Pranchas e chapinhas causam danos à estrutura capilar

Testes foram realizados em cabelos caucasiano, oriental, afro e brasileiro – este último com o pior resultado

Estudo revela os danos que secadores e pranchas de modelar causam aos cabelos e testa alguns produtos disponíveis no mercado que oferecem proteção aos fios. 

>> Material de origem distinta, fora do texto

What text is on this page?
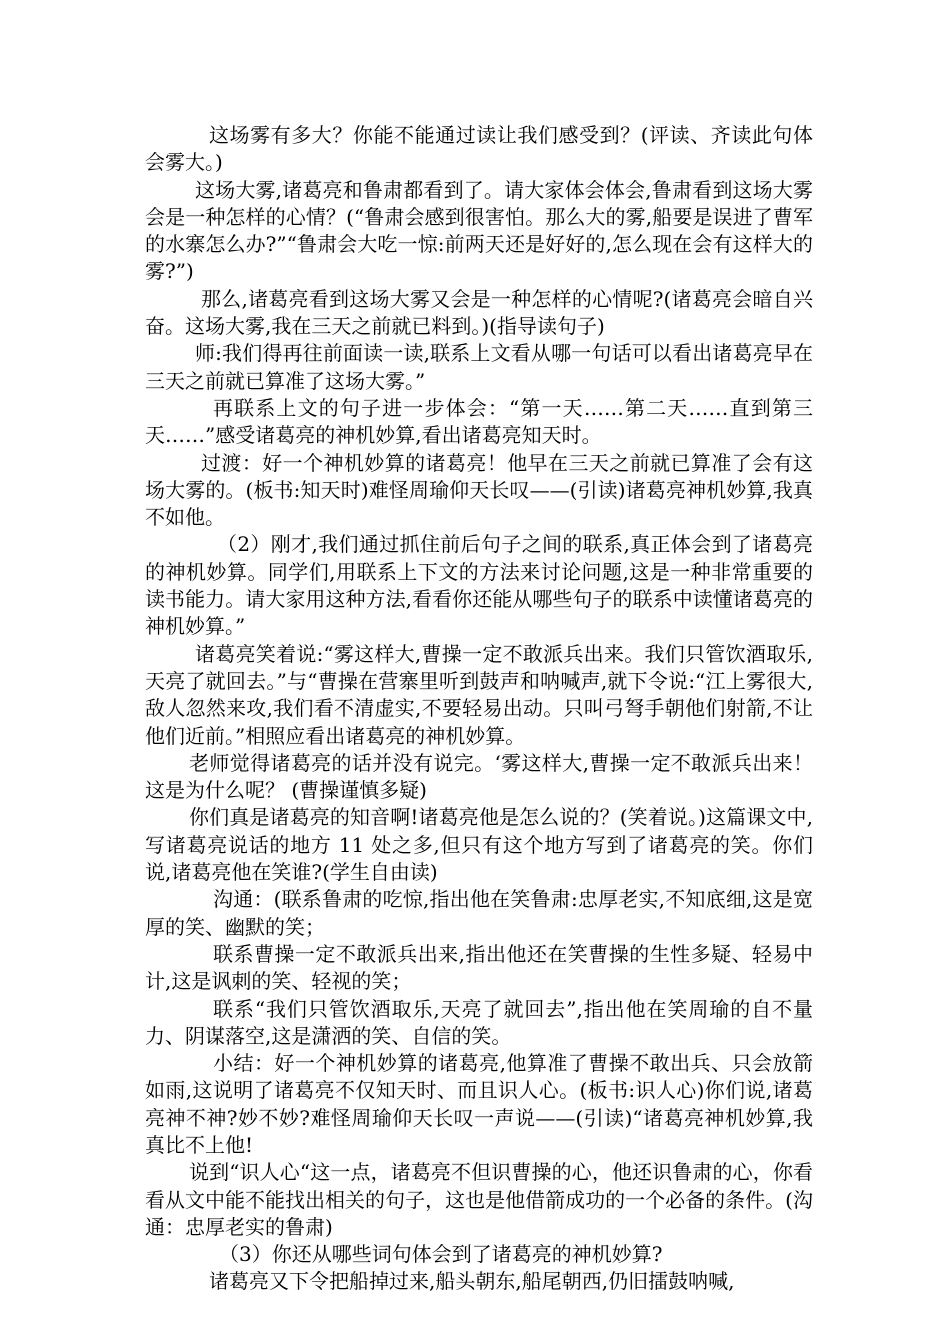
这场雾有多大？你能不能通过读让我们感受到？(评读、齐读此句体会雾大。)

这场大雾,诸葛亮和鲁肃都看到了。请大家体会体会,鲁肃看到这场大雾会是一种怎样的心情？(“鲁肃会感到很害怕。那么大的雾,船要是误进了曹军的水寨怎么办?”“鲁肃会大吃一惊:前两天还是好好的,怎么现在会有这样大的雾?”)

那么,诸葛亮看到这场大雾又会是一种怎样的心情呢?(诸葛亮会暗自兴奋。这场大雾,我在三天之前就已料到。)(指导读句子)

师:我们得再往前面读一读,联系上文看从哪一句话可以看出诸葛亮早在三天之前就已算准了这场大雾。”

再联系上文的句子进一步体会：“第一天……第二天……直到第三天……”感受诸葛亮的神机妙算,看出诸葛亮知天时。

过渡：好一个神机妙算的诸葛亮！他早在三天之前就已算准了会有这场大雾的。(板书:知天时)难怪周瑜仰天长叹——(引读)诸葛亮神机妙算,我真不如他。

（2）刚才,我们通过抓住前后句子之间的联系,真正体会到了诸葛亮的神机妙算。同学们,用联系上下文的方法来讨论问题,这是一种非常重要的读书能力。请大家用这种方法,看看你还能从哪些句子的联系中读懂诸葛亮的神机妙算。”

诸葛亮笑着说:“雾这样大,曹操一定不敢派兵出来。我们只管饮酒取乐,天亮了就回去。”与“曹操在营寨里听到鼓声和呐喊声,就下令说:“江上雾很大,敌人忽然来攻,我们看不清虚实,不要轻易出动。只叫弓弩手朝他们射箭,不让他们近前。”相照应看出诸葛亮的神机妙算。

老师觉得诸葛亮的话并没有说完。‘雾这样大,曹操一定不敢派兵出来！这是为什么呢？ (曹操谨慎多疑)

你们真是诸葛亮的知音啊!诸葛亮他是怎么说的？(笑着说。)这篇课文中,写诸葛亮说话的地方 11 处之多,但只有这个地方写到了诸葛亮的笑。你们说,诸葛亮他在笑谁?(学生自由读)

沟通：(联系鲁肃的吃惊,指出他在笑鲁肃:忠厚老实,不知底细,这是宽厚的笑、幽默的笑；

联系曹操一定不敢派兵出来,指出他还在笑曹操的生性多疑、轻易中计,这是讽刺的笑、轻视的笑；

联系“我们只管饮酒取乐,天亮了就回去”,指出他在笑周瑜的自不量力、阴谋落空,这是潇洒的笑、自信的笑。

小结：好一个神机妙算的诸葛亮,他算准了曹操不敢出兵、只会放箭如雨,这说明了诸葛亮不仅知天时、而且识人心。(板书:识人心)你们说,诸葛亮神不神?妙不妙?难怪周瑜仰天长叹一声说——(引读)“诸葛亮神机妙算,我真比不上他!

说到“识人心“这一点，诸葛亮不但识曹操的心，他还识鲁肃的心，你看看从文中能不能找出相关的句子，这也是他借箭成功的一个必备的条件。(沟通：忠厚老实的鲁肃)

（3）你还从哪些词句体会到了诸葛亮的神机妙算?

诸葛亮又下令把船掉过来,船头朝东,船尾朝西,仍旧擂鼓呐喊,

O  cabelo afro é o mais sensível às altas temperaturas, mas os prejuízos causados por estes dispositivos térmicos atingem todos os tipos de cabelos, principalmente os que passaram pelos processos de descoloração e de tingimento, que tornam os fios mais fragilizados, porosos e sem uniformidade. 

A pesquisa foi realizada na USP, na Faculdade de Ciências Farmacêuticas (FCF) e no Instituto de Química (IQ), e incluiu diferentes etnias – caucasiana, oriental, africana e brasileira.

Segundo a pesquisadora Cibele Rosana Ribeiro de Castro Lima, a etnia sempre foi um fator importante na determinação de formulações para produtos de beleza. 

Cada grupo étnico possui características específicas (elasticidade, resistência e brilho). O cabelo afro, por exemplo, é o mais frágil de todos devido à sua conformação ser muito ondulada, ter baixa umidade natural e distribuição irregular da oleosidade sobre a fibra.

Por ter uma estrutura mais delicada, o fio afro teve menor resistência às altas temperaturas. A desnaturação (perda estrutural das proteínas) aconteceu a uma temperatura em torno de 223ºC, enquanto que nas outras amostras as proteínas se desnaturaram em torno de 236ºC. Acima de 250º C, os danos foram irreversíveis para todos os tipos de cabelos. Segundo a pesquisadora, o calor em excesso aumenta a porosidade dos fios, danifica a cutícula (parte mais externa) e, em seguida, o córtex (estrutura interna). O estrago é diretamente proporcional ao grau da temperatura ou tempo de permanência da prancha em contato com os cabelos. “O calor desnatura a queratina helicoidal, que é a proteína que confere resistência e elasticidade aos cabelos”, reforça.

A tese Caracterização físico-química e analítica de fibras capilares e ingredientes cosméticos para proteção foi defendida pela pesquisadora Cibele Rosana Ribeiro de Castro Lima, sob orientação do professor Jivaldo do Rosário Matos, do Instituto de Química (IQ) da USP.